One trip to the pediatrician’s office spawned a web of lies. In the waiting room, I told another mom how wonderful and easy breastfeeding was. And I quote: “It was bliss from the beginning.” Gag. Why did I even say that? Truth be told, it sucked—literally and figuratively. Then I crossed my fingers behind my back and told my son it was just a quickie checkup (whoops, shot day!). To create the ultimate untruth grandslam, I flat-out lied to the doctor about my daughter’s early dental care—“Why, yes, I do brush that one tiny little baby tooth every morning and night.” I’m not alone here. As moms, we sternly wag our fingers at kid-generated dishonesty but have somehow carved a little clause in the rule book for mommy lies. Hypocrisy? Sure, but there are a number of good reasons we do it.

1. For starters, the magic of childhood would be eliminated without lying. There would be no Santa Claus, Tooth Fairy, or Easter Bunny.

2. Lying helps you sidestep a hissy fit. It was easier for me to tell my little ones the park was closing (at 2 p.m.!) than to deal with the complaints or tantrums when it was time to go. Sure, you can call this lazy parenting, but motherhood hits you with so much so fast, sometimes self-preservation trumps integrity.

3. Often, kids aren’t ready for the cold, hard truth. That’s why we say “No, honey, there’s no such thing as the bogeyman,” although we know from watching the news that, sadly, there really is. There are monsters in the world; they just don’t live under our kids’ beds.
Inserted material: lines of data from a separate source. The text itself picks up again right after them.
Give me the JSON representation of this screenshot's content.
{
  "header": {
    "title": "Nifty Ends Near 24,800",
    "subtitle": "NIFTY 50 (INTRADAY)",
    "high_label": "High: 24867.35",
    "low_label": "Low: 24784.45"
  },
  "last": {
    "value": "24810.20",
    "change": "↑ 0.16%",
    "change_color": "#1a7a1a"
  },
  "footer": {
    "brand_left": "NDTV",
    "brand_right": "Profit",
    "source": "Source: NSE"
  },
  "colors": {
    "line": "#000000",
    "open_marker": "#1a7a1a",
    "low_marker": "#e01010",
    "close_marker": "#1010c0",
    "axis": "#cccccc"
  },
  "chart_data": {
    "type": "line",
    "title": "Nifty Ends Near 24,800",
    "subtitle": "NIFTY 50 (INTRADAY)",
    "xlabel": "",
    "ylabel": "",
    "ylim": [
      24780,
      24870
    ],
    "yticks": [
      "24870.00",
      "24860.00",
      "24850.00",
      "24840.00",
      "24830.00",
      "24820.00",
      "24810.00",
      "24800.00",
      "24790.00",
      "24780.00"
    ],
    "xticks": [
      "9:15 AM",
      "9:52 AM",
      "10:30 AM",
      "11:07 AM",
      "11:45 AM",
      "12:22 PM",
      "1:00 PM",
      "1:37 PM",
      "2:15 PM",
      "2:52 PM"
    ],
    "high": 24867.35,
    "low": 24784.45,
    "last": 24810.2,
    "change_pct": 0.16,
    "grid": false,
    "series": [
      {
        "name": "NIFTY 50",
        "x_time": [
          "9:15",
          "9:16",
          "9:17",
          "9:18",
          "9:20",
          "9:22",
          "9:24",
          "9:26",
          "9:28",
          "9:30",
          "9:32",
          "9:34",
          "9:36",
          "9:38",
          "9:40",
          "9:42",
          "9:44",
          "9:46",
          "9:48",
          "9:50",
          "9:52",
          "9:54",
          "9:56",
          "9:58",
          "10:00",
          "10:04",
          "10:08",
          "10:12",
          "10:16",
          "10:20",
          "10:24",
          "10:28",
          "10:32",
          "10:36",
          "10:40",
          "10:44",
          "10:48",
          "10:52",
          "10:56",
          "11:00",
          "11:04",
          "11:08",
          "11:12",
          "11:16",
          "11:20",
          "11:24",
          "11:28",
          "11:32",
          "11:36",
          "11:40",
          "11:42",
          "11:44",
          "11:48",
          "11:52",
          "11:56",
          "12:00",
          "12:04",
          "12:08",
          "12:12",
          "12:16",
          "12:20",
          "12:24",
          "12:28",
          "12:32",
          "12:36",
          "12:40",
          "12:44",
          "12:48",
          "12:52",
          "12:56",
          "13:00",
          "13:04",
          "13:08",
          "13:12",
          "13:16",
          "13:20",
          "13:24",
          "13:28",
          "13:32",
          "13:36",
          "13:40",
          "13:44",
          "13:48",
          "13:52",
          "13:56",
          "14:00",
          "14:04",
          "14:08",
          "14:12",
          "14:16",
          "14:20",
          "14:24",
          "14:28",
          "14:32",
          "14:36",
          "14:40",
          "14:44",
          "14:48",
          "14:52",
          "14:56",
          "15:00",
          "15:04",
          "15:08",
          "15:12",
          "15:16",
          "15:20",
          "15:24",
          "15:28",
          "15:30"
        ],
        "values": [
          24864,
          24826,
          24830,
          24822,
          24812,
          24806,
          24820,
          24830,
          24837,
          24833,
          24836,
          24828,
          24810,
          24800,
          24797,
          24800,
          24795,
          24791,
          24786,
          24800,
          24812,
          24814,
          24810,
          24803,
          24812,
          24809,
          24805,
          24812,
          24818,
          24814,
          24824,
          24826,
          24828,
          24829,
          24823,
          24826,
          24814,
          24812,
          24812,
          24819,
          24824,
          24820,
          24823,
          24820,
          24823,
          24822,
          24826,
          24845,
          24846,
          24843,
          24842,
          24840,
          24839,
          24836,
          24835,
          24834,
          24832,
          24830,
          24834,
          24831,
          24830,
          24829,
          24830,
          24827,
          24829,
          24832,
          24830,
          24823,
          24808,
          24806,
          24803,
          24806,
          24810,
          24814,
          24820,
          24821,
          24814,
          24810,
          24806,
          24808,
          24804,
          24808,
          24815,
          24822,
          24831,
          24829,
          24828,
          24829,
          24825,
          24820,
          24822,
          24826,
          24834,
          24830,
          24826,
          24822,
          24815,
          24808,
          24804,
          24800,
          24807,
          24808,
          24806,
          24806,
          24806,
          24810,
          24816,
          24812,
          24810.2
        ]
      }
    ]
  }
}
Beyond time-savers and innocence preservers, there’s a power that comes along with parenthood that, at first, makes you feel as if you’re above the law. But as the kids get older, you have to come clean and set a good example. I see now that I use a crafty white lie as a pedestal, shield, or crutch too often. I’ve vowed to tell the truth faster. Sure, my parenting skills aren’t perfect, but I’ve realized I don’t have to prove myself to anyone. I know I’m a great mom, flaws and all.

Janene Mascarella is polishing off a box of Teddy Grahams and promising not to tell her husband that the kids did it.